The audience faded from the foreground, and Eckwright felt he was no longer addressing anyone, but was being addressed by his memory. Especially in winter, he now recalled, the sun would lure her, dangerously, from their home. Its manifold brightness—reflecting off the snow, off car windows, off the icicles that hung from their roof—made the world into a sparkling invitation. But when she reached the outdoors, Lynn became tense. If she ventured past their front gate, Eckwright had long ago concluded, their neighborhood became a wilderness to her. She’d told him once that she had to be able to control, to manipulate her surroundings, in order to feel wholly comfortable: each year she rearranged the flowerbeds in their garden; each month she reorganized the drawers and cabinets in the kitchen. But only when she convinced Eckwright to come with her could Lynn make the trek around the block, or down to Cedar Lake, without a certain feeling of trespass.

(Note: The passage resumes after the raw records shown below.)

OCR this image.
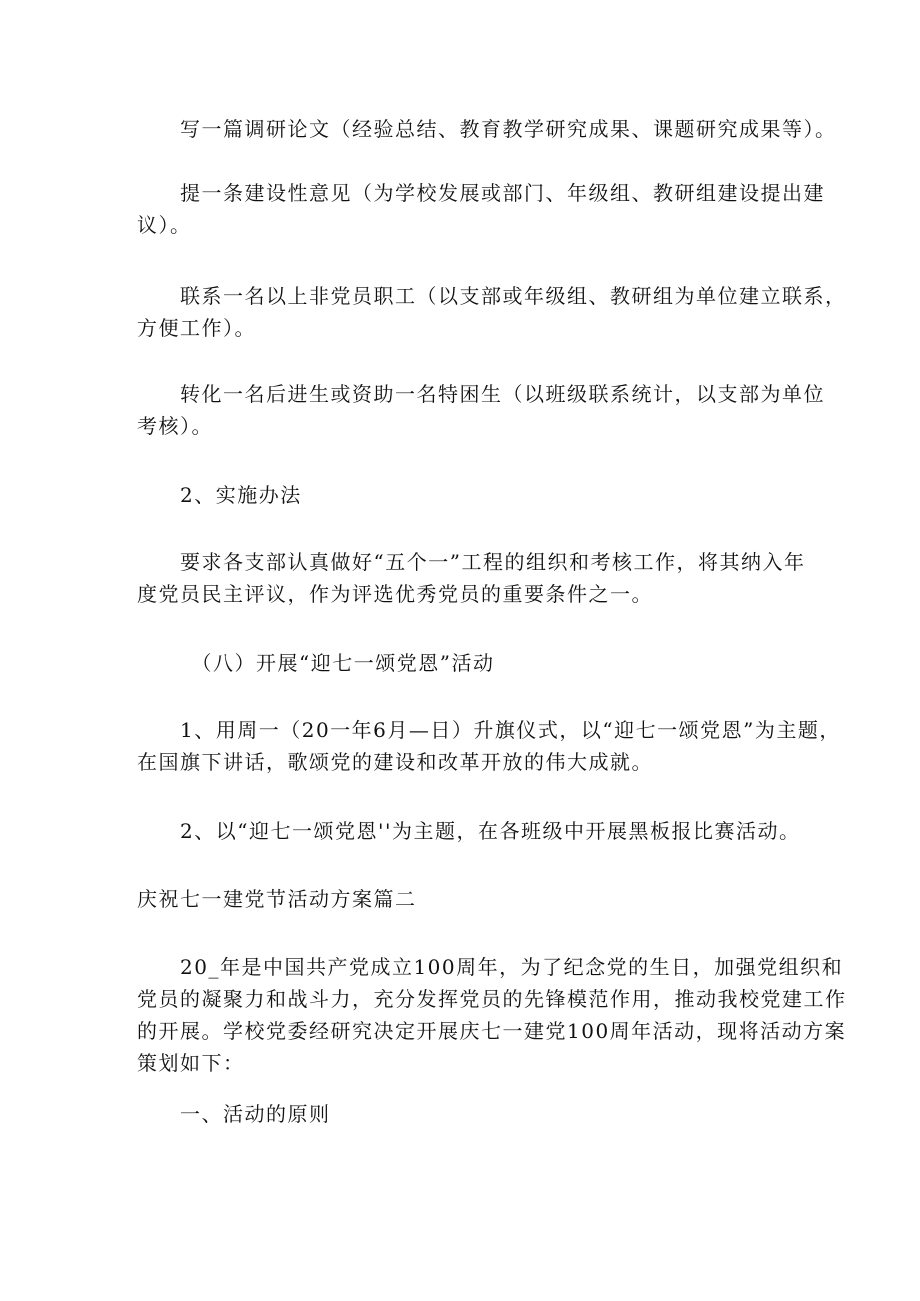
　　写一篇调研论文（经验总结、教育教学研究成果、课题研究成果等）。

　　提一条建设性意见（为学校发展或部门、年级组、教研组建设提出建
议）。

　　联系一名以上非党员职工（以支部或年级组、教研组为单位建立联系，
方便工作）。

　　转化一名后进生或资助一名特困生（以班级联系统计，以支部为单位
考核）。

　　2、实施办法

　　要求各支部认真做好“五个一”工程的组织和考核工作，将其纳入年
度党员民主评议，作为评选优秀党员的重要条件之一。

　　　（八）开展“迎七一颂党恩”活动

　　1、用周一（20一年6月—日）升旗仪式，以“迎七一颂党恩”为主题，
在国旗下讲话，歌颂党的建设和改革开放的伟大成就。

　　2、以“迎七一颂党恩''为主题，在各班级中开展黑板报比赛活动。

庆祝七一建党节活动方案篇二

　　20_年是中国共产党成立100周年，为了纪念党的生日，加强党组织和
党员的凝聚力和战斗力，充分发挥党员的先锋模范作用，推动我校党建工作
的开展。学校党委经研究决定开展庆七一建党100周年活动，现将活动方案
策划如下：

　　一、活动的原则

“It’s too big out there,” she would say.

Since her death, Eckwright had undertaken an impossible endeavor: he was attempting to narrate a human into existence. He needed Lynn the way he needed house keys; without her, his life was impregnable. Even now he could not find mittens, old copies of magazines, pens, cuff links that she’d stored away for him years ago.

Others had tried before him, and some had succeeded in extracting life from clay or marble, colors or words. Eckwright had studied these phenomena, but dismissed them: they were perfect creations, inspired by hope or inspiration or insanity. His would be imperfect, not merely a smooth statue come to life; Lynn would have sagging skin and sour odors and idiosyncrasies.

When he finished reading the poem, his dead wife’s image quickly receded from his mind.

Everyone in the audience stood from their folding chairs to applaud Eckwright. Even the browsers in the aisles were compelled to clap. But he was nonetheless disappointed; by the end of the poem his voice had become thin, fragile. Since Lynn had died, it was as if his ability to speak had been taken from him, as if that, too, had been put away in the bottom of some drawer he couldn’t find. He felt his futility begin to take him over, pulsing softly in his throat. His breaths became palpable, scraped their way free of his mouth. From his breast pocket he extracted a menthol cough drop, unwrapped it from the cellophane cocoon, and slipped it under his tongue.

He readied himself for handshakes and the requisite pleasantries. The store manager, whose shirt buttons were attempting escape from under his tight wool sweater, smiled at Eckwright.

“It’s good to see you again,” the manager said, though Eckwright couldn’t remember having ever met the clerk before. His hand, as he offered it, was soft and damp, like tallow. The author let his own hand, whose nails and calluses were hard as pistachio shells, be enveloped in the clayey mass.

“How am I selling?” Eckwright said. “I noticed I’m not on the ‘Local Favorites’ display anymore.”

“You were great tonight,” said the clerk. “Powerful.”

Eckwright smiled his thanks and tactfully, almost stealthily, moved toward the door.